Nuestra indiferencia ante este tema es el mejor indicativo de que estamos podridos. No nos importan nuestros menores. No los educamos ni dejamos mucho menos exigimos que los eduquen, ni el sistema los educa ni nos obliga a educarlos. No los amparamos, ni dejamos mucho menos exigimos que los amparen, ni el sistema los ampara ni nos obliga a ampararlos. Parecería que nosotros, los padres y las madres, no encontráramos mejor forma de desentendernos de nuestras hijas que la lapidaria frase: «si eres grande para una cosa, tienes que serlo para la otra», al tiempo que callamos a quienes nos rodean con un solemne «ella no es la primera ni será la última», más «hay que tener hijos como sea». Como si no tuviéramos nada que ver con eso. Como si nos asistiera el derecho a sentirnos defraudados por una hija que no llenó nuestras expectativas.

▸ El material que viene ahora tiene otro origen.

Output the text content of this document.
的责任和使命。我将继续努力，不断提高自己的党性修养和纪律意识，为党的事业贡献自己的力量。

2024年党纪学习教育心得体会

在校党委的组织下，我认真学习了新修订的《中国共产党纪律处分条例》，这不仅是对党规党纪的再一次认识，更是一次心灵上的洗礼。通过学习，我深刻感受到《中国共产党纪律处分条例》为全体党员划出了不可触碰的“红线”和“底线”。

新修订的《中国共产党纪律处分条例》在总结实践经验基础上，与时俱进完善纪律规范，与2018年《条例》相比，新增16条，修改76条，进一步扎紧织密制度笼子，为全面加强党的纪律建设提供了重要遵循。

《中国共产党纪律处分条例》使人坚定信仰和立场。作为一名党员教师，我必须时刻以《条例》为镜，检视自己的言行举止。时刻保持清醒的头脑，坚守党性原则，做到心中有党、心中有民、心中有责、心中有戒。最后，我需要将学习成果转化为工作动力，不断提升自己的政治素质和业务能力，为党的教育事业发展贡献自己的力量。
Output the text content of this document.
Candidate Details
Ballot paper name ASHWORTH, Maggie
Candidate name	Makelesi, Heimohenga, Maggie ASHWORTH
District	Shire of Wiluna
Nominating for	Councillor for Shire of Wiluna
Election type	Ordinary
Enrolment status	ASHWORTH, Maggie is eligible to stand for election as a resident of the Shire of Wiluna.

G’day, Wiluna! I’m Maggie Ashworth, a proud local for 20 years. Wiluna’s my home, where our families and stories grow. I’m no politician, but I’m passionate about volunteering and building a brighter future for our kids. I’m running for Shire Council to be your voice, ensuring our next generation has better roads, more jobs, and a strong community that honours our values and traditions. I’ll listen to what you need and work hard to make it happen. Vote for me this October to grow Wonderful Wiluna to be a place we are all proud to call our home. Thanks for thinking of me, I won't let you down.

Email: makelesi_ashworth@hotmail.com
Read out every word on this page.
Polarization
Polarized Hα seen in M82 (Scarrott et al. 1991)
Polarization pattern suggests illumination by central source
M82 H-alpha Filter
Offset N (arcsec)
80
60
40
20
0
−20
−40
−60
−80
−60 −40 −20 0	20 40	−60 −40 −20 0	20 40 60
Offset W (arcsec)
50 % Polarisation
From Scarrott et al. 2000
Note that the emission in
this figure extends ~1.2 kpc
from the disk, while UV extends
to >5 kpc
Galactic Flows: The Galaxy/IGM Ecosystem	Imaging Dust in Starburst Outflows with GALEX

¡Cuarenta y dos madres adolescentes en diez días en un solo hospital, y no pasa nada! Apenas un periodista, un periódico, un sector de la prensa cumple con su papel. Claro, al ser esto un asunto de hombres, la solidaridad, mejor dicho, complicidad, va primero. ¿Qué importa que esas jóvenes vean sus vidas truncadas? ¿Qué importa que traigan al mundo niños prematuros, débiles y con todos los riesgos que implica nacer de un vientre inmaduro, para ser criados con todas las limitaciones de una joven que no ha sido terminada de criar ella misma y que en la mayoría de los casos, aparte del injustificable desamparo estatal, recibirá los embates del desamparo familiar, social, y demás, quedando tildada de pecadora por la misma iglesia que le prohíbe evitar los embarazos o interrumpirlos, obligándola, sólo a ella, a cargar con el fruto de un pecado ajeno? Parece que los asuntos de hombres no son pecado, ni delito. Aleluya.